Almost everything I know is out of date, new stuff keeps being invented. I
can't afford college anymore and try to learn online but MOOCs aren't the same
as having a professor you can ask questions when you get stuck, because of the
honor code. Even worse a lot of the AI/ML MOOCs need MATLAB or Octave and
MATLAB has a 120 day trial and then you can't do anything with it, and Octave
doesn't seem to work with Windows 10 and runs slow in a VM with Linux at least
on the computer that I can afford to own that isn't as fast as I'd like it to
be.

So I have problems trying to keep up with the latest stuff, no one to work
with me and help me.

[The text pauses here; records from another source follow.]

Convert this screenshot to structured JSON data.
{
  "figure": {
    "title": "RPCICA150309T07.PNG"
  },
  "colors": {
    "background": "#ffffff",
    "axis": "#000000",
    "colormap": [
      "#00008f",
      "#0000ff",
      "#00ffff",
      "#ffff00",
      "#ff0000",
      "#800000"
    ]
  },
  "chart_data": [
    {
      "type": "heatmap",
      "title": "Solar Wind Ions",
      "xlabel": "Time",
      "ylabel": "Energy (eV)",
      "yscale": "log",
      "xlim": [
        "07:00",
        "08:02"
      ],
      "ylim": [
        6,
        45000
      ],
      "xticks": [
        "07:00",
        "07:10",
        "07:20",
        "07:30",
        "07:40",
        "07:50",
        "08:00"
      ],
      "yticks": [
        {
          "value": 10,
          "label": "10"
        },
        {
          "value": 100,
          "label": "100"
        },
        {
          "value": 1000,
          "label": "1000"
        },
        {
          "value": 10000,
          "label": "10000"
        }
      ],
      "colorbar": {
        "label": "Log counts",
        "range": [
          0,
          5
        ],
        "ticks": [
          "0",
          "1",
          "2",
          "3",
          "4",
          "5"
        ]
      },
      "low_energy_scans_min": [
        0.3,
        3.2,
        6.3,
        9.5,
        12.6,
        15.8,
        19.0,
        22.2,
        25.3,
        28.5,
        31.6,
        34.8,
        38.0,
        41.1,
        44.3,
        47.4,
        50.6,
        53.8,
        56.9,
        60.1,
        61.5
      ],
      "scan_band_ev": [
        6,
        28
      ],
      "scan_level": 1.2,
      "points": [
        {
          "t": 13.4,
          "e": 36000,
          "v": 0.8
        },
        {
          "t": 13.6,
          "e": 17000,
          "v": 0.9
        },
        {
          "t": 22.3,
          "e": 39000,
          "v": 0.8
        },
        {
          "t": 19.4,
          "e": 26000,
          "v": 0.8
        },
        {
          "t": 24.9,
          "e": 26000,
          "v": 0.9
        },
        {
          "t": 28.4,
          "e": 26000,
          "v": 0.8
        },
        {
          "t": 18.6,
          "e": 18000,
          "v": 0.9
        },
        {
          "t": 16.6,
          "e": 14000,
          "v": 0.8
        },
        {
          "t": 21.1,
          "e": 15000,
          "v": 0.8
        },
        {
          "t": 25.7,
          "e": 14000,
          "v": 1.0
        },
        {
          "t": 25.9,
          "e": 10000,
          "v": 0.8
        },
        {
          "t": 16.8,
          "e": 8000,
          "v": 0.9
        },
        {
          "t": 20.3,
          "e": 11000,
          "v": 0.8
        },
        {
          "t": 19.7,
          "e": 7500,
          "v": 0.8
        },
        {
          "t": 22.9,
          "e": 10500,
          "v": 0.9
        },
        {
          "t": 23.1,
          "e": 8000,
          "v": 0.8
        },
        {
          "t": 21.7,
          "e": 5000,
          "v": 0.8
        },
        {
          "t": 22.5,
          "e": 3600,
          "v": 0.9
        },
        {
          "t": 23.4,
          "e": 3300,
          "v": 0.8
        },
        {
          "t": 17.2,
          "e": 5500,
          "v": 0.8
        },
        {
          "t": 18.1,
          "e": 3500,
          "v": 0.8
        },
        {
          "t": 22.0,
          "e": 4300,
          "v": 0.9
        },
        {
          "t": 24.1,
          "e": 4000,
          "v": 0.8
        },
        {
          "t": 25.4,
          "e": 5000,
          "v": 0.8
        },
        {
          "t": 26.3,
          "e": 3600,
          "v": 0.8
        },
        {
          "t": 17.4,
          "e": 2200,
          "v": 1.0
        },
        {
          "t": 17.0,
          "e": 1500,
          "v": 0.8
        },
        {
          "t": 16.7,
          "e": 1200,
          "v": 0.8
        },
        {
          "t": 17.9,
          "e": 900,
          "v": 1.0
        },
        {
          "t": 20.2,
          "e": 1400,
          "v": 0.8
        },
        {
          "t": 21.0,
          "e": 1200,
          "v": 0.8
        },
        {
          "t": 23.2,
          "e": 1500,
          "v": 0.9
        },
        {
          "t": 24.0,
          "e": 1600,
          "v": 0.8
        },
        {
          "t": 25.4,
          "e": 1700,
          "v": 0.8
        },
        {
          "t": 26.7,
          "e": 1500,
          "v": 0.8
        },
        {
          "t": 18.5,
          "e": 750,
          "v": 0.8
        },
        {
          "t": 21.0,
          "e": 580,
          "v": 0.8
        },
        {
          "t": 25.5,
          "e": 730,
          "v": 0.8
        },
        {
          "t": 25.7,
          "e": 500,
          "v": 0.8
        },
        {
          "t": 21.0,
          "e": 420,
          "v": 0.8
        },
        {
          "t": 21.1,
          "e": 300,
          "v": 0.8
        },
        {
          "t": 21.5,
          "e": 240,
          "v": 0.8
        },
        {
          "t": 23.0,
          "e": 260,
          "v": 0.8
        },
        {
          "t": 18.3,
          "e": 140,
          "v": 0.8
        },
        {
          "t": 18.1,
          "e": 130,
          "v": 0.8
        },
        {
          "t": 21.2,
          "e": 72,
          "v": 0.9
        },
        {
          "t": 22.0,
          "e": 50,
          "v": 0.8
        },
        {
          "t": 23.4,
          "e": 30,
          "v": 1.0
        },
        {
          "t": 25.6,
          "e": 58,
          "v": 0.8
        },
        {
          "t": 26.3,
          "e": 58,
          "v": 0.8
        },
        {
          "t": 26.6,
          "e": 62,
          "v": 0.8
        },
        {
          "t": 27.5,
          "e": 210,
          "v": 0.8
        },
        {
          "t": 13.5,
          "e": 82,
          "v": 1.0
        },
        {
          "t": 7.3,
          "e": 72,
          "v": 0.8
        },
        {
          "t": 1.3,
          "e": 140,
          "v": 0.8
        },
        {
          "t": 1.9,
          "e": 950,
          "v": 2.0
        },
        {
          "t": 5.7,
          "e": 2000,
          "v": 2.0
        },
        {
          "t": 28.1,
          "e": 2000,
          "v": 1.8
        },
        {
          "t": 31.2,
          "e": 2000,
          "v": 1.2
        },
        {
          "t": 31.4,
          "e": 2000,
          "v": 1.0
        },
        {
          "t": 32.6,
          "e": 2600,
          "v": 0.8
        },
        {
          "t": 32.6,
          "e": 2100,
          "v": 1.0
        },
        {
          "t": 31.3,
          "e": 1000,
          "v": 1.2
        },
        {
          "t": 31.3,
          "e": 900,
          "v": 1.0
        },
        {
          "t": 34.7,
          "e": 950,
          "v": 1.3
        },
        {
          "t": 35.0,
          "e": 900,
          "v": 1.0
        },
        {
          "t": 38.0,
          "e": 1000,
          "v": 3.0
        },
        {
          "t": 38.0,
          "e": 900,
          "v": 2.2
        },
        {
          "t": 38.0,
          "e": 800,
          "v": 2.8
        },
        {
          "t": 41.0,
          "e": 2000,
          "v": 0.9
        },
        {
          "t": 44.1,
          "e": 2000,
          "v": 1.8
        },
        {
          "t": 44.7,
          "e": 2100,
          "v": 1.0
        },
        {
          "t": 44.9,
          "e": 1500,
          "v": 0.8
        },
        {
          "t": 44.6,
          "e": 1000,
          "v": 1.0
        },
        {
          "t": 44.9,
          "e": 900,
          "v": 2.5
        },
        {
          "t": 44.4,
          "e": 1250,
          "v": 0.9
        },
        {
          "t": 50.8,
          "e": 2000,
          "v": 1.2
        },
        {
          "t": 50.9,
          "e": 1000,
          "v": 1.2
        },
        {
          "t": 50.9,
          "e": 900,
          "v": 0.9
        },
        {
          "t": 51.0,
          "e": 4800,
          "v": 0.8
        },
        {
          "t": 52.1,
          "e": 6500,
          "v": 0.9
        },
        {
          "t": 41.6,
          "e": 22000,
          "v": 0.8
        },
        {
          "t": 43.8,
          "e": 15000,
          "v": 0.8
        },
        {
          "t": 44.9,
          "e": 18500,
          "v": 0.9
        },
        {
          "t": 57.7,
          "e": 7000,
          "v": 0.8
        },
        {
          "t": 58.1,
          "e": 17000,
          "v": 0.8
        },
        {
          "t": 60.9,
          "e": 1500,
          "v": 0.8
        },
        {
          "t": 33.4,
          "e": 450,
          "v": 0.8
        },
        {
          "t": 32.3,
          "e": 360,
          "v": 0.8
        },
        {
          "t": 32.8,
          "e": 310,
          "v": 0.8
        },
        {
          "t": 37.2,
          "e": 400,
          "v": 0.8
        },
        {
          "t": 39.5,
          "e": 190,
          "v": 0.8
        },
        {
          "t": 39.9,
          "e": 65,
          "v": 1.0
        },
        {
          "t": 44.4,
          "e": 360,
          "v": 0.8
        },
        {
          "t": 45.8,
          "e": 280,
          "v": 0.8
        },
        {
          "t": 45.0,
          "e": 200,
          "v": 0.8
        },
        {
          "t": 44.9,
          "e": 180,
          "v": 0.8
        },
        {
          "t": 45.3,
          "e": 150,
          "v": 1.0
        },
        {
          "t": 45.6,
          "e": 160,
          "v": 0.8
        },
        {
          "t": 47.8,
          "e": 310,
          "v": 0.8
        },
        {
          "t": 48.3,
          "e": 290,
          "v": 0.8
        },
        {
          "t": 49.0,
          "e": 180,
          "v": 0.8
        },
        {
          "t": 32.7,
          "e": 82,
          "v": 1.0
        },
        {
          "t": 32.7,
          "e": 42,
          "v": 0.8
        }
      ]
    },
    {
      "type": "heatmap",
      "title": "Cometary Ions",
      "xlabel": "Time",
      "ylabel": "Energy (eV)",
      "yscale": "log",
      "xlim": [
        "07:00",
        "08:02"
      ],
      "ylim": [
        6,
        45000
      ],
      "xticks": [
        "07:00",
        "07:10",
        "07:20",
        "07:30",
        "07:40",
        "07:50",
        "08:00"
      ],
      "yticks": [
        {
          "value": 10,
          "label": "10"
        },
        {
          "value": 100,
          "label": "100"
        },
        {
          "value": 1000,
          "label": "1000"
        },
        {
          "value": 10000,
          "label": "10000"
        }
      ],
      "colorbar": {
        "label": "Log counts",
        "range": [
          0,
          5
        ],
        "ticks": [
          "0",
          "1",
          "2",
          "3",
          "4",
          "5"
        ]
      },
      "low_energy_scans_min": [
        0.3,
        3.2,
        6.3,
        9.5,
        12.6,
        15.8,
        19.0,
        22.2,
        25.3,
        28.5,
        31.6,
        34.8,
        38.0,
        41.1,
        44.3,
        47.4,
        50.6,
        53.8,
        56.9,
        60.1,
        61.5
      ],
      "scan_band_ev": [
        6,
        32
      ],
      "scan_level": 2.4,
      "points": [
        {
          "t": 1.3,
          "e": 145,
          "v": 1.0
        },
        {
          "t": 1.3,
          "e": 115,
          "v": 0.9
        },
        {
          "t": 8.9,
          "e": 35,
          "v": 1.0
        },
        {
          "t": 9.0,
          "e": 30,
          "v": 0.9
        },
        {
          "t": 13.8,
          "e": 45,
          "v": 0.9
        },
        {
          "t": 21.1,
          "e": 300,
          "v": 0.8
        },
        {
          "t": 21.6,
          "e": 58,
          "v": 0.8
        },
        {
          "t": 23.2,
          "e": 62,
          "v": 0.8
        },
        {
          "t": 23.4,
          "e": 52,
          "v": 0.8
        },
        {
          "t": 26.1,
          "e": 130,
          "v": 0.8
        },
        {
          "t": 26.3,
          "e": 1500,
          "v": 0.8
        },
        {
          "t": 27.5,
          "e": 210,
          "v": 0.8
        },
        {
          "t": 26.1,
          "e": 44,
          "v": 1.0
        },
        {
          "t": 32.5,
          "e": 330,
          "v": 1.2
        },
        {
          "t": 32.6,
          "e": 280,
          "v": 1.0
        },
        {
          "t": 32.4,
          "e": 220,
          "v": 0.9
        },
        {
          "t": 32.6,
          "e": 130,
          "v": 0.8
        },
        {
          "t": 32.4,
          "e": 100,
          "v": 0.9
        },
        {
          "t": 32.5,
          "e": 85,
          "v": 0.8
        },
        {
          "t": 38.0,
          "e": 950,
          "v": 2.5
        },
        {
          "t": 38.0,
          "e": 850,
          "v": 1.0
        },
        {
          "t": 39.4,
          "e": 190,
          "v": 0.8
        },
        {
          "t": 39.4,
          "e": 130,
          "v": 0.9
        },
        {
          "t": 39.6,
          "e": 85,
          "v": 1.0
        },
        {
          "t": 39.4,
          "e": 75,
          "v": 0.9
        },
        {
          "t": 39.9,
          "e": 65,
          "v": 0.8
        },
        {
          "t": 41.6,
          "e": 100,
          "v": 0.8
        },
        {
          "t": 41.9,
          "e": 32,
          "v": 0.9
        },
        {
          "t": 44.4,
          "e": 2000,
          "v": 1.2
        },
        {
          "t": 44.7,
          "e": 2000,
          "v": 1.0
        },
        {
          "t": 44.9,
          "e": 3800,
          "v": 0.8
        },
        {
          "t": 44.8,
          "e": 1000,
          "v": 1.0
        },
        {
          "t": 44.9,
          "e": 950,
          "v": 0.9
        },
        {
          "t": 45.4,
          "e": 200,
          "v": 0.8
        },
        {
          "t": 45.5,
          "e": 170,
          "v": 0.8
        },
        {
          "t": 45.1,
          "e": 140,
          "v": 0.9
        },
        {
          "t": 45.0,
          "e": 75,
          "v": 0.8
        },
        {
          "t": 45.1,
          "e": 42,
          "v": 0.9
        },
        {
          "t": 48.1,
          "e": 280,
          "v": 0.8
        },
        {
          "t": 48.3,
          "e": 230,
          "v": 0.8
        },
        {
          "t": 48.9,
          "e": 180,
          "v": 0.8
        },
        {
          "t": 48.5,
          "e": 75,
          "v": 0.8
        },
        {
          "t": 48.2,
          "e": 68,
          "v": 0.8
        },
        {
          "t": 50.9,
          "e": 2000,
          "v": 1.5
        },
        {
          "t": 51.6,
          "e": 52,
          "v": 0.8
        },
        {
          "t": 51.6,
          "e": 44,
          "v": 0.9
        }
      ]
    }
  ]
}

My friends and family left me when I became disabled.

I've gotten so depressed over it I sleep most of the day, and my medicine
makes me drowsy so sleeping is how I deal with it. There are no groups that
can help me, my mental illness I developed with stress schizoaffective
disorder is rare and misunderstood.

I can still write code in older programming languages and I've been able to
pass a MOOC on Ruby on Rails. I can still write HTML code by hand. I'm trying
to write some books and self-publish them, but most of the day have to get
around writer's block.

I'd much rather be working and I'd still be working if I never got sick.